Our Love-Hate relationship with Jupyter Notebooks

About the Author:

I am the Co-Founder and CEO of Impeccable.AI. My previous experience includes working for Microsoft and Tractable on AI/ML problems as ML Engineer.

At Impeccable.AI we are building an AI Development Platform (it has a space for Notebooks too!) to help teams developing AI products work faster and collaborate better. We are taking a horizontal approach offering tools that are “intelligent assistants” and offer maximum flexibility. We know that our customers — the experts in their domains — know exactly what to do and how to do that.

Project Jupyter (started in 2015) is a project and open-source community. Its goal is to “develop open-source software, open standards and services for interactive computing across dozens of programming languages”. [Wikipedia]

Most people associate Project Jupyter with the Jupyter Notebook (now JupyterLab) — a web-based, interactive computational environment for creating notebook documents.

Press enter or click to view image in full size

Over the years, Notebooks became very popular in the Data Science and Machine Learning communities. Thanks to their unique set of features it is a powerful tool for Data Scientists around the world. At the same time, their characteristics provoke strong negative opinions.

I investigated which features in particular are loved and which are hated. I sourced most of them from multiple Reddit threads, YT videos and DS/ML Slack communities as well as from my own experience.

The Love

I will start with the characteristics that are generally considered positive.

REPL (Read-Eval-Print-Loop) programming environment

At its core, a Jupyter Notebook is a simple interactive computer programming environment similar to a command-line shell. Such an environment takes single user input, executes it and returns the result. This technique works particularly well with scripting languages, such as Python which is very popular in the DS community. Notebooks encourage incremental development of code thanks to its visual organisation as cells.

Kernel state caching

Jupyter Notebook’s most powerful addition to REPL is its concept of the Kernel. The backend responsible for code execution, maintains a computation state. The state is carried between each executed piece of code. This is different from simple REPL implementation in e.g. bash. The feature is useful for anyone whose work relies on processing big chunks of data. Once the data is loaded, it stays in the memory for the lifetime of the kernel (which is usually until it is restarted or shut down). This saves network, computational resources and time.

It doesn’t come for free though. All data referenced in the notebook sits in the machine’s memory. The state can bloat all available memory making the machine unresponsive. It may affect not only the directly responsible individual, but everyone else using the same physical machine. This depends on the size of the data, used framework and code organisation.

Another limitation is that the cached kernel state with e.g. semi-processed dataset is tied to just one Notebook instance and can’t be freely shared. To take the full advantage of state caching, Notebook instance must run as long as it is needed, because it can’t be hibernated to free resources. This can generate extra costs. I know a Data Scientist who used to work comfortably with 50GB+ datasets in Jupyter Notebooks. His secret sauce was a machine with 500GB memory, running 24/h on AWS for ~3.3k USD/month.

Mixed media rendering

Jupyter Notebook cells are not limited to storing code. They do a great job rendering different media kinds, e.g. images, tables, Markdown and more. The output of each execution is also formatted to be presented in the best possible way. This is great for e.g. Pandas dataframes and Matplotlib plots.
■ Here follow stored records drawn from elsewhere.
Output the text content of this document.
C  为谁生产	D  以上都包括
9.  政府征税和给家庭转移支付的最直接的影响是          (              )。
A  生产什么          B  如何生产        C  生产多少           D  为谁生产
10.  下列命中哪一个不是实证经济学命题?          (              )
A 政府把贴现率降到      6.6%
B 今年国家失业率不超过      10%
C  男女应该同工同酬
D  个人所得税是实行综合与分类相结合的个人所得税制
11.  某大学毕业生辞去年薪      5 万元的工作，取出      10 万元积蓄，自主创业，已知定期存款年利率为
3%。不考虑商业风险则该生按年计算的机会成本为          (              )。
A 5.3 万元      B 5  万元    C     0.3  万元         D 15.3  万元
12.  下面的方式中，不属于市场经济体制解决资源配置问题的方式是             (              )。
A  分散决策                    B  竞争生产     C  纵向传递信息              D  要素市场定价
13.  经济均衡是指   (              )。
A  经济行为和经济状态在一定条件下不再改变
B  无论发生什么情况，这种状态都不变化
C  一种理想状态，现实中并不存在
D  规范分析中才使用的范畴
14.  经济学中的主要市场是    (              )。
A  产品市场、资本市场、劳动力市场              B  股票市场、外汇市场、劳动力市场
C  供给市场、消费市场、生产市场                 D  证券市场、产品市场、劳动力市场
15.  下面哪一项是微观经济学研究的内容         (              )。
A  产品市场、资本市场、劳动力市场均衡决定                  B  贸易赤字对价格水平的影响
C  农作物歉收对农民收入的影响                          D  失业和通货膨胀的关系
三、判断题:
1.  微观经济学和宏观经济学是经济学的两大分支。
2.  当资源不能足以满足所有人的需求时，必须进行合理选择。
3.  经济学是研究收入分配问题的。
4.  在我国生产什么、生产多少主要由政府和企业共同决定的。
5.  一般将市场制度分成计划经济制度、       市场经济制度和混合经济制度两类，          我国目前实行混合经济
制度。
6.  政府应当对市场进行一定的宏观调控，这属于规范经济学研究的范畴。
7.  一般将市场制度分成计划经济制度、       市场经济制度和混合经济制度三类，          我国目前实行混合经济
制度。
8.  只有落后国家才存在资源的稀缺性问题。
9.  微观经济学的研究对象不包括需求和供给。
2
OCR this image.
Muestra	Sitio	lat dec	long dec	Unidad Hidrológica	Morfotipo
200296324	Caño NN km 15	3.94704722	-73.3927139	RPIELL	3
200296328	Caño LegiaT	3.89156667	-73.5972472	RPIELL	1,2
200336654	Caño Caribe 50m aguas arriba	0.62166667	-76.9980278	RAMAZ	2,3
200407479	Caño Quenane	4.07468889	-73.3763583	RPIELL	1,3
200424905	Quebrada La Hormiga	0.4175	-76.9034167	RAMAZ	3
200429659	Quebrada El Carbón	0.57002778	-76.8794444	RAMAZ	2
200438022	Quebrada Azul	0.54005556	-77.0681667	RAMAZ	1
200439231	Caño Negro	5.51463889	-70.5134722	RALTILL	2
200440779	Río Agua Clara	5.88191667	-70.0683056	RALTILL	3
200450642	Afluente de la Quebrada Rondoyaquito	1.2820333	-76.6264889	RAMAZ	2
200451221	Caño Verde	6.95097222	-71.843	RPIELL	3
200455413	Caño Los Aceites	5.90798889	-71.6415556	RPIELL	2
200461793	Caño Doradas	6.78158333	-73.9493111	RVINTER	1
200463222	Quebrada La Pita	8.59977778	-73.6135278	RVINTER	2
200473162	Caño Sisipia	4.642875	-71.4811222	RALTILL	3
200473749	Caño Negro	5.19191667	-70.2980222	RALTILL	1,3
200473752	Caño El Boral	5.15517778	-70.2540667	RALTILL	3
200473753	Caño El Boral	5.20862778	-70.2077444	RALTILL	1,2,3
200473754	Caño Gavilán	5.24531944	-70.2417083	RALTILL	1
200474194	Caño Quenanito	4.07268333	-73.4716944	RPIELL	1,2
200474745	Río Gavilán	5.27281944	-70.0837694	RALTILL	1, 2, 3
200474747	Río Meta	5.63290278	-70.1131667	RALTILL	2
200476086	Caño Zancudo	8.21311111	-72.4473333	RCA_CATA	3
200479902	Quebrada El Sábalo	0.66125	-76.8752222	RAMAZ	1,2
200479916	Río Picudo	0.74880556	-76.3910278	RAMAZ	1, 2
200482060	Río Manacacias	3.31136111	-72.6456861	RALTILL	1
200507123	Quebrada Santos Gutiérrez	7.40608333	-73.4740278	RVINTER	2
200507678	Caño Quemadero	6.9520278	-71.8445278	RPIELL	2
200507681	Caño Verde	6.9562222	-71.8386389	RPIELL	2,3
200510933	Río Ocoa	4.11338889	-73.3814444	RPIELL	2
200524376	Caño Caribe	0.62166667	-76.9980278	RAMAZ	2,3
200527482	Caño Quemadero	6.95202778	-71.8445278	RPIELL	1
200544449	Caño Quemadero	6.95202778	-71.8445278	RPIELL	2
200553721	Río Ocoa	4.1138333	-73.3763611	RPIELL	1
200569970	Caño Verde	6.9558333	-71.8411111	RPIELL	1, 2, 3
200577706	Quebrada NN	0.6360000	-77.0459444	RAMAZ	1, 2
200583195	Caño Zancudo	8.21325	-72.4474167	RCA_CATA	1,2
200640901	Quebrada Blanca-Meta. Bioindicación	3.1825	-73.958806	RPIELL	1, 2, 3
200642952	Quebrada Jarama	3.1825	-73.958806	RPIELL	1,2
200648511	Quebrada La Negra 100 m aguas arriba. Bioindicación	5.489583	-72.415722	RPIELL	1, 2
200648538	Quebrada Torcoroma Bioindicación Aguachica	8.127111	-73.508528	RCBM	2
Interleaving code, text comments and images helps presenting thoughts and ideas in a clear and concise manner. The whole content of a notebook (incl. media) is saved in the .ipynb file and shareable. This has both benefits and drawbacks. The benefit is that the notebook can be rendered without any execution for a review (GitHub supports that). On the other hand, rich media included in the notebook file can drastically increase its size..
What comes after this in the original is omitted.